Kirkus Reviews QR Code
HONEST SID by Ronald Probstein

HONEST SID

Memoir of a Gambling Man

by Ronald Probstein

Pub Date: May 26th, 2009
ISBN: 978-1440141881
Publisher: iUniverse

Probstein (Ford Professor of Engineering, Emeritus/MIT) offers a delightful life story of his father, Honest Sid, “a gambler, a horseplayer, a bookie… a ticket scalper” and an all-around nice guy.

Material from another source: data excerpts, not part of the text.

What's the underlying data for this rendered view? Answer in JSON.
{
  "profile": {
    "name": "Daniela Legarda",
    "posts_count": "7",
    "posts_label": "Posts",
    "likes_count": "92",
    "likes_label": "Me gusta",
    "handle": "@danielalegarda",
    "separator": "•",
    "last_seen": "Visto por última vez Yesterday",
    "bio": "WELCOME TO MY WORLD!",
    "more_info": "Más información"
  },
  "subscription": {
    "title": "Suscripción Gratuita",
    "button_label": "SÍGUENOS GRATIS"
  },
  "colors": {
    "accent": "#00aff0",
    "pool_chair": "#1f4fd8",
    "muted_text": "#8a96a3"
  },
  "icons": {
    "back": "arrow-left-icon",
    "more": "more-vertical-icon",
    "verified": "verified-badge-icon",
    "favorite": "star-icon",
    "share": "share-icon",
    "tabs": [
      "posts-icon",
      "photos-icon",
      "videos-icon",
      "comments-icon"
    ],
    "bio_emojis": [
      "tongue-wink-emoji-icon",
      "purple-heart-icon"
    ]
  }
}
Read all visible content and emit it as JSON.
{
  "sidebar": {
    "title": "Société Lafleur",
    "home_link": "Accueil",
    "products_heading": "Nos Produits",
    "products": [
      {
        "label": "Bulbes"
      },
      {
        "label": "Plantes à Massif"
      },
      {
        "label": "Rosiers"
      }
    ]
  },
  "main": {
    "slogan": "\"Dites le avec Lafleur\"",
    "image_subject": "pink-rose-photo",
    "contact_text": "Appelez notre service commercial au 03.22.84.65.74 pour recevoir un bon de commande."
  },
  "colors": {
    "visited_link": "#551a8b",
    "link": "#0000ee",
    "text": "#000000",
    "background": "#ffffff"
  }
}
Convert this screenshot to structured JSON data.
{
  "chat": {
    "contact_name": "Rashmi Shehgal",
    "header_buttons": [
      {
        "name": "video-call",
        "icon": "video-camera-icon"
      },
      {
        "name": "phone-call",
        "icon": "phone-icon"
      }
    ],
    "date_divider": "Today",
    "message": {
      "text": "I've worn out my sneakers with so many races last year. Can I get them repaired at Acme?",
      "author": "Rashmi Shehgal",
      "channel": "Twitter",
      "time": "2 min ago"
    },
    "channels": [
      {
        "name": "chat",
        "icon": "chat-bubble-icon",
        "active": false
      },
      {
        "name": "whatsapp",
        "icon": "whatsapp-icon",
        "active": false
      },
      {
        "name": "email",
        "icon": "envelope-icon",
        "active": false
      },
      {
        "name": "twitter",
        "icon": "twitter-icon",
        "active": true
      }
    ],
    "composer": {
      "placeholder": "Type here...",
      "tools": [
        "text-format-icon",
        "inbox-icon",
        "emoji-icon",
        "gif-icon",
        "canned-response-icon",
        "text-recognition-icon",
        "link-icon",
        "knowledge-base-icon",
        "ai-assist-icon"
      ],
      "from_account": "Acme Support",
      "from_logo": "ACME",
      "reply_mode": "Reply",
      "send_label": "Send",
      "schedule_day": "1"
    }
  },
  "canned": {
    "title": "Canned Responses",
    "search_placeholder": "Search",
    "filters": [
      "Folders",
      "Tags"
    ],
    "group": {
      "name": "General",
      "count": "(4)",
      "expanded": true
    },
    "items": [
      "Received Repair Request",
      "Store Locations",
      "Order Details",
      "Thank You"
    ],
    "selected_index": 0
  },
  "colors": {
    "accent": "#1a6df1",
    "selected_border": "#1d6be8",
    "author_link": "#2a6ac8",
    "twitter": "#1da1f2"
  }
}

“Even though his lifestyle was crooked,” writes Probstein of his father, “his intentions were loving and honorable.” It was just that he had neither an interest in nor a temperament for a real job. In his youth, in the early decades of the past century, he’d been a promising baseball player—until he threw a game. He’d tried being a booking agent for vaudeville acts—Adam and Eve the Twin Bowling Monkeys were a big draw—but that was too straight a profession. And so, seemingly inevitably, he made his life and living amid the denizens of New York’s Broadway—shady characters with bright suits that Damon Runyon would later turn into American archetypes. This, then, was the setting of Probstein’s childhood. His playgrounds were boxing gyms, betting parlors and theater basements along the Great White Way. While other kids learned to hunt or fish with their dads, Probstein learned to handicap horse races and calculate betting odds, skills that would serve him well in his later science career. Life was not easy for a freelancing ne’er-do-well and his family in Depression era New York. A good week would mean Sid brought home a large stack of cash to his wife, and the love of his life, Sally. A bad week meant the shylocks would come calling. Good times meant Sunday dinner at Lindy’s, bad times meant quick exits from transient hotels. Nevertheless, Probstein adored his father and this affection imbues the book with an appealing nostalgia. A lithe, dashing figure in his tailored suits, Sid was never anything but kind and devoted to both his son and Sally. An eternal optimist, he was sure that the next bet, the next horse race, would be their ticket to the good life. It never happened, but despite the bumps along the way, Probstein cherished life with this charming dreamer of a dad. With humor, a rich eye for detail and a storyteller’s knack, the author brings to life a time and place now long gone. Probstein is clearly having a good time here—the reader will as well.